What the Simplicity Claim Is Actually For
Lamport’s point in 2001 was not that distributed systems engineering is easy. It was that the core idea behind consensus, the quorum-intersection argument that forces new rounds to propagate prior accepted values, is not mysterious. The complexity practitioners encountered was complexity they added when building the surrounding machinery that the protocol does not specify.
This distinction has practical value when you’re learning the material. Starting with the single-decree algorithm builds a mental model for the core invariants. Once you understand why Phase 1 forces a Proposer to discover and re-propose any previously accepted value, you can reason about what a leader failover must accomplish: the new leader runs Phase 1 across all uncertain log slots to establish their state before accepting new writes. Once you understand quorum intersection, you understand why you need 2f+1 nodes to tolerate f failures, and why that bound is tight rather than conservative.

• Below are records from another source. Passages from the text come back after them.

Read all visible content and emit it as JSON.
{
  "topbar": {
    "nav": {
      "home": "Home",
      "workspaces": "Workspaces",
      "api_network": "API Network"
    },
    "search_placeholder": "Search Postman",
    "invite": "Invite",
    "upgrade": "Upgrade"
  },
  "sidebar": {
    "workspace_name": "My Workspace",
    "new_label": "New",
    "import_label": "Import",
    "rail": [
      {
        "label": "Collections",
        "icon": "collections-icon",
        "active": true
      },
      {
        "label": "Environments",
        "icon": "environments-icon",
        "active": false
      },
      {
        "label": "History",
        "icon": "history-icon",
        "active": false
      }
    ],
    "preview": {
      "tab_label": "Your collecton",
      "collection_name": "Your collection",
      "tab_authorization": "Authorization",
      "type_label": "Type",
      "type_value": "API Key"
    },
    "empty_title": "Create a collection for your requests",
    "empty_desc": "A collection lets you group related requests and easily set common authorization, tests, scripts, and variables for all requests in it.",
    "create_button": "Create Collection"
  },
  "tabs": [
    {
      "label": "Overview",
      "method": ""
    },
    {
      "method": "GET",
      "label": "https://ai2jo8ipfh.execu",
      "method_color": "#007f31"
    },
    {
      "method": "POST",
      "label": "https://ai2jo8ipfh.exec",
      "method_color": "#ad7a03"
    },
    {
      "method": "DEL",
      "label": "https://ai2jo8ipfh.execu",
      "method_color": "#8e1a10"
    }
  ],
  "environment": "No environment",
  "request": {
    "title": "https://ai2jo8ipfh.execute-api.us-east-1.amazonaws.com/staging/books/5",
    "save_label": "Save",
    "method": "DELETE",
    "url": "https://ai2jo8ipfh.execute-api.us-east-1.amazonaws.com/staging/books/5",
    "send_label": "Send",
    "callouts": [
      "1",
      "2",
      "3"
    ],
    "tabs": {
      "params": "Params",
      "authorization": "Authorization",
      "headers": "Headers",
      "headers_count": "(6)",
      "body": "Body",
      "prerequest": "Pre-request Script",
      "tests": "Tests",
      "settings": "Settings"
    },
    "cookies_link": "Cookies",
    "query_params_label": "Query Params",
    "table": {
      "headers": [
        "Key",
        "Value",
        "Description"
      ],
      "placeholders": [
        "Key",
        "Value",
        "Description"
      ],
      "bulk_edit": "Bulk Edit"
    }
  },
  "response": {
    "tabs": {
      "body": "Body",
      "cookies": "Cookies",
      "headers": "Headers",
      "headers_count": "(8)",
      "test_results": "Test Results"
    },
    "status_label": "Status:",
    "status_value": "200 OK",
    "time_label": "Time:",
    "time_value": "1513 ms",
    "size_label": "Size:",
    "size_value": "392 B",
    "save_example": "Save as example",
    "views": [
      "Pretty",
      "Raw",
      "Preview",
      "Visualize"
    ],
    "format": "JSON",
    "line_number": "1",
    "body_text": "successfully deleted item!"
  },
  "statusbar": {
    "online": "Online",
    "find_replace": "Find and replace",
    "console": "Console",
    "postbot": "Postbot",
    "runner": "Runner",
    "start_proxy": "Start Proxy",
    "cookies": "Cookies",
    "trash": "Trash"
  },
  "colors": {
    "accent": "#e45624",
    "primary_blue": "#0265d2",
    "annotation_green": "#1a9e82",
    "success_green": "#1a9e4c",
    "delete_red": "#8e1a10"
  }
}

Starting with a complete system description like Raft gives you a more immediately useful specification for building production software. The two approaches serve different purposes. Raft is better for implementing; single-decree Paxos is better for understanding the mechanism underneath.
The distributed systems community spent roughly a decade conflating these two levels of description, treating the absence of a complete Multi-Paxos specification as evidence that the core algorithm was obscure. What was missing was documentation of the surrounding system, and Raft provided that documentation explicitly rather than leaving it to practitioners to discover through implementation and failure.
Single-decree Paxos remains worth understanding because it exposes the minimum required for consensus without obscuring it in engineering decisions about leader election or log management. The algorithm is small and clean. The engineering built on top of it is substantial and was largely undocumented until Raft and similar specifications made it explicit. Those are two separate observations, and keeping them separate is what makes both of them useful.